“Caravanner of the Year isn’t just a weird idea for a TV programme; it’s a weird idea for a thing.”

Caravanner Of The Year

Caravanner of the Year, BBC2

“Culture secretary John Whittingdale wants the BBC to be more distinctive. He should be careful what he wishes for. No other broadcaster would make a show like Caravanner of the Year, and there’s a good reason for that. Ice Ages have passed in the time it took to watch an elderly gentleman coax his wife into reversing their motorhome around a hay bale.”
Gabriel Tate, The Telegraph

“Caravanner of the Year isn’t just a weird idea for a TV programme; it’s a weird idea for a thing.
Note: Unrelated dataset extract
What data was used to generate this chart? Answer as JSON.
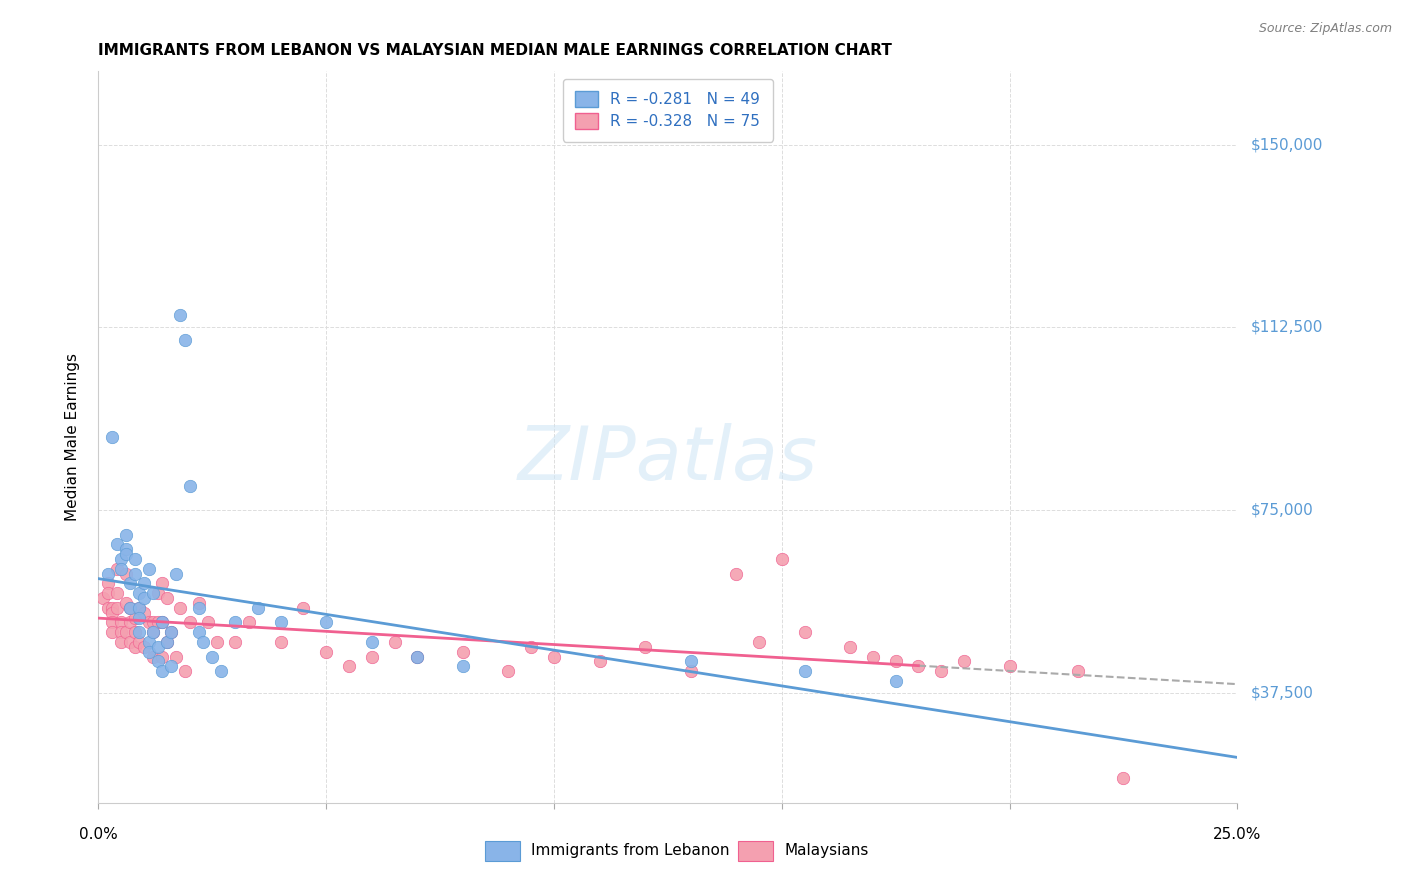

One develops a renewed admiration for The Great British Bake Off, for the straightforward rigour of its assessment criteria, when you watch 12 caravanners enter a race to put up their awnings and make a cup of tea.”
Tim Dowling, The Guardian

“The competition itself made no sense at all. Comparing caravans with motorhomes and campervans is like running a derby with some of the horses still in their trailers. As a celebration of the eccentricity bred by endurance — or a metaphor for long-enduring marriages — it was lovely.”
Andrew Billen, The Times

“Caravanner Of The Year looked a good idea in the brochure. Family adventures in a sardine-can on wheels are part of the Great British childhood. But the producers had no idea how to evoke that atmosphere. This was all as ill-judged as a barbecue weekend at Skegness in February.”
Christopher Stevens, Daily Mail

“The success of The Great British Bake Off might have spawned hopes of all sorts of unlikely pastimes turning into hot, prime-time national obsessions. I’m sure all the caravan judges’ lame jokes about erections were an attempt to get some Paul n’ Mary style banter going. That was a shame and a reminder that wacky ideas are best done seriously.”
Matt Baylis, Daily Express

Murder in Paradise, Channel 4

“Tom Stone’s documentary focusing on the murders of David Miller and Hannah Witheridge in 2014 was very worrying: six westerners dead in suspicious circumstances in two years. As an investigation it failed, however, for it could not decide if the two young Burmese migrants convicted of the Miller-Witheridge murders were guilty.”
Andrew Billen, The Times

“Even at an hour Murder in Paradise felt incomplete, padded out with superfluous interviews and leaving the local mafia as a shadowy phenomenon. While it didn’t want for courage, it lacked investigative rigour and clung with annoying persistence to the historical present when describing events. But this was nonetheless a chilling documentary.”
Gabriel Tate, The Telegraph

Five Star Babies: Inside The Portland Hospital, BBC2

“Five Star Babies, like all those documentaries about high-end hotels and estate agents, presented plenty of material to jeer at. It also sidestepped all the important questions, presumably because it had to in order to gain access to this exclusive maternity hospital.”